An INSEAD survey offers insights on who will benefit from AI, how attitudes differ in Europe, America and Asia, and when the AGI future will arrive

Published: Apr 23, 2024 11:01:52 AM IST
Updated: Apr 23, 2024 11:12:56 AM IST

What business leaders really think about Generative AIAs with any disruptive technology, GenAI has aroused anxiety as well as excitement. Discussion of negative outcomes has been prominent in public discourse, particularly around the economic impact. Image: Shutterstock

With its potential to transform life as we know it, generative AI (GenAI) has taken the world by storm. Beneath the hype, knowing how people are using the technology and their attitude towards it could help us anticipate its trajectory. A new INSEAD survey of managers and executives across industries and continents may offer some clues.

The survey of some 1,200 INSEAD alumni illustrates that corporate decision-makers and employees alike are embracing the transformative technology. In fact, two out of three respondents were already using it in both their personal and professional lives.

Notably, respondents’ concerns about AI’s potential negative impact were not necessarily in line with popular misgivings. For example, their top worry was not that AI would kill jobs but its potential misuse, with the associated ethical and safety implications.

Indeed, respondents who said GenAI would benefit employees more than top leaders outnumber those that believed the reverse. This likely reflects a belief that AI will democratise access to information and improve efficiency for a wide range of jobs.

A global survey

The survey was conducted by an INSEAD team last July and August, just months after ChatGPT, DALL-E, Bard and other tools triggered a global frenzy.

We reached out to 62,870 INSEAD alumni to obtain an early view of leaders’ views on GenAI.  We also aimed to gather insights on the technology’s adoption, use cases and perceived impact. The 1,207 responses we received yielded statistically significant results.

Here’s a brief profile of our respondents:
  • 61 percent live in Europe, 20 percent in Asia, and 11 percent in North America
  • 79 percent are aged between 31 and 60
  • 75 percent are male
  • 43 percent work in information technology and financial services, with the rest spread across healthcare, energy and other sectors
  • 43 percent work in large organisations with more than 1,000 employees
  • Most respondents hold senior roles. Some 68 percent identify as executives, top managers or managers, and 41 percent as owners or board members.

More excited than concerned

Overall, respondents expressed positivity and enthusiasm for GenAI. Nearly half reported being “more excited than concerned” about the rise of AI, and 42 percent were “equally concerned and excited”. Only 9 percent felt “more concerned than excited”.

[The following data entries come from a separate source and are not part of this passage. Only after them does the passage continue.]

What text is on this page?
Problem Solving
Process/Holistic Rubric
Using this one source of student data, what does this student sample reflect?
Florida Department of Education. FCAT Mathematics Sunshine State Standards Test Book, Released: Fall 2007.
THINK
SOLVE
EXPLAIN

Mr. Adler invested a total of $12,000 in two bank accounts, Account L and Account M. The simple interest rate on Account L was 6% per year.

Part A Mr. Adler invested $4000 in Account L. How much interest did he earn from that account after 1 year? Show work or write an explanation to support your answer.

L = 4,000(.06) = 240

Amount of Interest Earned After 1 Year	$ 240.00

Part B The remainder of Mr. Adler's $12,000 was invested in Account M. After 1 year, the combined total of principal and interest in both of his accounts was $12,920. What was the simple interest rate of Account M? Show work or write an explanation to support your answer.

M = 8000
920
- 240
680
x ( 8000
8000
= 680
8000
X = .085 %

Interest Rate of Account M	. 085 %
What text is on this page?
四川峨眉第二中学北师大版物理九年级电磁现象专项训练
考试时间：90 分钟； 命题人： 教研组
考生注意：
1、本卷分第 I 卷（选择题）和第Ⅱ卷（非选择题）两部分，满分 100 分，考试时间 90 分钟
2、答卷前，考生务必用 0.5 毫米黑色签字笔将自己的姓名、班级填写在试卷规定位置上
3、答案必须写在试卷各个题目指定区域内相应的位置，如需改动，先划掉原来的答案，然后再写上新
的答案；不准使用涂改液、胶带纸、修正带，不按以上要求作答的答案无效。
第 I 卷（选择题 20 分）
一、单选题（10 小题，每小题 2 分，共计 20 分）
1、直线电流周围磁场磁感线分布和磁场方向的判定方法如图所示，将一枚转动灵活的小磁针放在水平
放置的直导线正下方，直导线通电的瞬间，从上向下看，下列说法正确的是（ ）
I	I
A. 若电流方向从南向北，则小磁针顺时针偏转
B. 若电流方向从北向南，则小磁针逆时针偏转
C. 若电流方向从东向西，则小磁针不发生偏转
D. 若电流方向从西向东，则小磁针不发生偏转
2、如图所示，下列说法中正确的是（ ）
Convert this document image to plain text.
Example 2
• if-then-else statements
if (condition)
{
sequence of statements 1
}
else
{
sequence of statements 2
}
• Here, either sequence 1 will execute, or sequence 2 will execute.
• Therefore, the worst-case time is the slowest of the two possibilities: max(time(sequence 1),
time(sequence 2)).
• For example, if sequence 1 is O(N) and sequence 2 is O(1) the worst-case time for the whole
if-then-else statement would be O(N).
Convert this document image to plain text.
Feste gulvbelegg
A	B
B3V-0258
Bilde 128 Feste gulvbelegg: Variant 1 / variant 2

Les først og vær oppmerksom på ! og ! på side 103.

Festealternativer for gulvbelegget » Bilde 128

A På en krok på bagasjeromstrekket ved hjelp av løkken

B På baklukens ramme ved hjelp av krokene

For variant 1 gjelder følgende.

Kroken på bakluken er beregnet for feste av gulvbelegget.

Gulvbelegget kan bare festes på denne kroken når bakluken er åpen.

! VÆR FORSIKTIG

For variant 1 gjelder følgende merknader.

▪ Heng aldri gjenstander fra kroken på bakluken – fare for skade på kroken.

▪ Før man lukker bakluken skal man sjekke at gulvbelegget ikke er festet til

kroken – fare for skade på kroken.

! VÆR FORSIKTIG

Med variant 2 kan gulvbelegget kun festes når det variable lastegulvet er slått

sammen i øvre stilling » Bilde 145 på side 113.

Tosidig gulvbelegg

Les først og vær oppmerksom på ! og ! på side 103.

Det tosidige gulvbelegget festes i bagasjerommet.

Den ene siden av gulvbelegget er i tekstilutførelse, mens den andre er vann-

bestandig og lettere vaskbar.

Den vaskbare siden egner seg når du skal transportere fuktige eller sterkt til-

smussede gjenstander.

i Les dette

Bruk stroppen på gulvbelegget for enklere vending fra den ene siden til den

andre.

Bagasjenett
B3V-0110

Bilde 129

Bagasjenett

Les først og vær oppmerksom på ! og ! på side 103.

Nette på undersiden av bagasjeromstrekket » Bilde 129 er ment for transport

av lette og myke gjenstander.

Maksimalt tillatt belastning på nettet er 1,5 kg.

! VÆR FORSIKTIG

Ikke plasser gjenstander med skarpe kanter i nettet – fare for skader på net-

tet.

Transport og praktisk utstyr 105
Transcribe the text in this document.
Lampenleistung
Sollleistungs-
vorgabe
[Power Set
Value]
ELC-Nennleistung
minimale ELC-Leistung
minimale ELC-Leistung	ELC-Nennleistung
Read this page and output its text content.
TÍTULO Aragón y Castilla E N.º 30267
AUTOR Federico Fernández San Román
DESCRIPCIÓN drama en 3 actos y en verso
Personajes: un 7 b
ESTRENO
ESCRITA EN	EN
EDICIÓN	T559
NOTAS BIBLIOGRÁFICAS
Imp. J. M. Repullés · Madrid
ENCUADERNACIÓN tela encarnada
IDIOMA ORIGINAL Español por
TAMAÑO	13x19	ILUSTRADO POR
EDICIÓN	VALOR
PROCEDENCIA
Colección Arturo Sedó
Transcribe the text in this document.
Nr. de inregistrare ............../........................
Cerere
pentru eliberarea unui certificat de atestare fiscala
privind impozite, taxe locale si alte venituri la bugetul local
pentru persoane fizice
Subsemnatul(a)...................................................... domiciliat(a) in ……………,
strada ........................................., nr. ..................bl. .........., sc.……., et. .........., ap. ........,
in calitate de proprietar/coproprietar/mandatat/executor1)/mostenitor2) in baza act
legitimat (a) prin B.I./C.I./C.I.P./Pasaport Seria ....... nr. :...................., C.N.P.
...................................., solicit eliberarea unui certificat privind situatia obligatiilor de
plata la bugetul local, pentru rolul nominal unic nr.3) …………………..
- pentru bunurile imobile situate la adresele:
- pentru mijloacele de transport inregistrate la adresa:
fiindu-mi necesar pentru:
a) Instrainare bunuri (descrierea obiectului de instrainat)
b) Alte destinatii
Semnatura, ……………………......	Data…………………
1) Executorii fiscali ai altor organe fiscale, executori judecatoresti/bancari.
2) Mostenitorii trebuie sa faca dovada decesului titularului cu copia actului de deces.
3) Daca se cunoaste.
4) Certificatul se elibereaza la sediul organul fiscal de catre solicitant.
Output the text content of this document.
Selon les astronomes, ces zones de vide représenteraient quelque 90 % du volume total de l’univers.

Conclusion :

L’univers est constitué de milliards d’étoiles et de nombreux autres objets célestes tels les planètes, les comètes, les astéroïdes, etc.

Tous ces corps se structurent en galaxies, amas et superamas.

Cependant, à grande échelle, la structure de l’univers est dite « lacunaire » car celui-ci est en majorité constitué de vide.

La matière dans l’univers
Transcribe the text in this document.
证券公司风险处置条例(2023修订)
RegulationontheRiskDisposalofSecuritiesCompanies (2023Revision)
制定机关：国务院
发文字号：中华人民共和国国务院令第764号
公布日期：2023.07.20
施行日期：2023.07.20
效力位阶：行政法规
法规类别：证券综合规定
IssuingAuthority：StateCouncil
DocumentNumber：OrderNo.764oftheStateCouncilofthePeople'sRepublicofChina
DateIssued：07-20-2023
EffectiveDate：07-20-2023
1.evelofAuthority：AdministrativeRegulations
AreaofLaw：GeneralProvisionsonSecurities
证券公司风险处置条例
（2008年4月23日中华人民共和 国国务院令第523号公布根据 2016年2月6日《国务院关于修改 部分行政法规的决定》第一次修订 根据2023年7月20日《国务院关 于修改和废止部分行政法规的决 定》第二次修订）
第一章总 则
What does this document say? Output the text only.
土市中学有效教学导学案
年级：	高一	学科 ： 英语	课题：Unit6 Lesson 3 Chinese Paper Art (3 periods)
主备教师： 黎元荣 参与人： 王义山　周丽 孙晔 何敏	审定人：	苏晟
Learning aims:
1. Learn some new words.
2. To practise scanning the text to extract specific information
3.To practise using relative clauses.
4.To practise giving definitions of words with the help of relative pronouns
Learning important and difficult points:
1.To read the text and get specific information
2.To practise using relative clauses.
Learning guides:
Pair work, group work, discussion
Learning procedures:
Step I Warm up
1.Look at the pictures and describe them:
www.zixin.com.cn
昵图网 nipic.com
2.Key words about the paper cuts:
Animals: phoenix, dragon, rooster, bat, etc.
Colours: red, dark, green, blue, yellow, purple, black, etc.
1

The main reason (cited by 90 percent of participants) is that GenAI saves time and increases efficiency while relieving humans of mundane and tedious tasks. Respondents largely agreed (63 percent) that the technology entails progress. Close to half saw AI as interesting and exciting, while 35 percent believed it would improve life and society.

Not surprising, then, that 68 percent of respondents reported using GenAI in their personal lives, and 64 percent were using it at work. Only 15 percent had yet to engage with the technology.

As with any disruptive technology, GenAI has aroused anxiety as well as excitement. Discussion of negative outcomes has been prominent in public discourse, particularly around the economic impact. Yet in our survey, only 28 percent had concerns about AI leading to a loss of human jobs. Concerns about outsmarting humans (30 percent) and diminishing human connection (37 percent) were also low.

Instead, the most common concern cited in our survey (82 percent of respondents) was the potential for people to misuse AI. Surveillance, hacking and privacy issues were also highlighted (67 percent). The respondents’ focus on human choice may reflect their experience as executives and managers, relative to the general population reflected in the mass media.

Also read: What Indian managers should know about Generative AI

GenAI in organisations

We surveyed INSEAD alumni not just about their own use of AI but also in their organisations. Slightly over half of respondents said their organisations were already using generative technologies, indicating a significant uptake and integration of GenAI in business operations. Another 27 percent of organisations planned to start using GenAI within the next year or beyond. Only 21 percent of organisations had no plans to engage.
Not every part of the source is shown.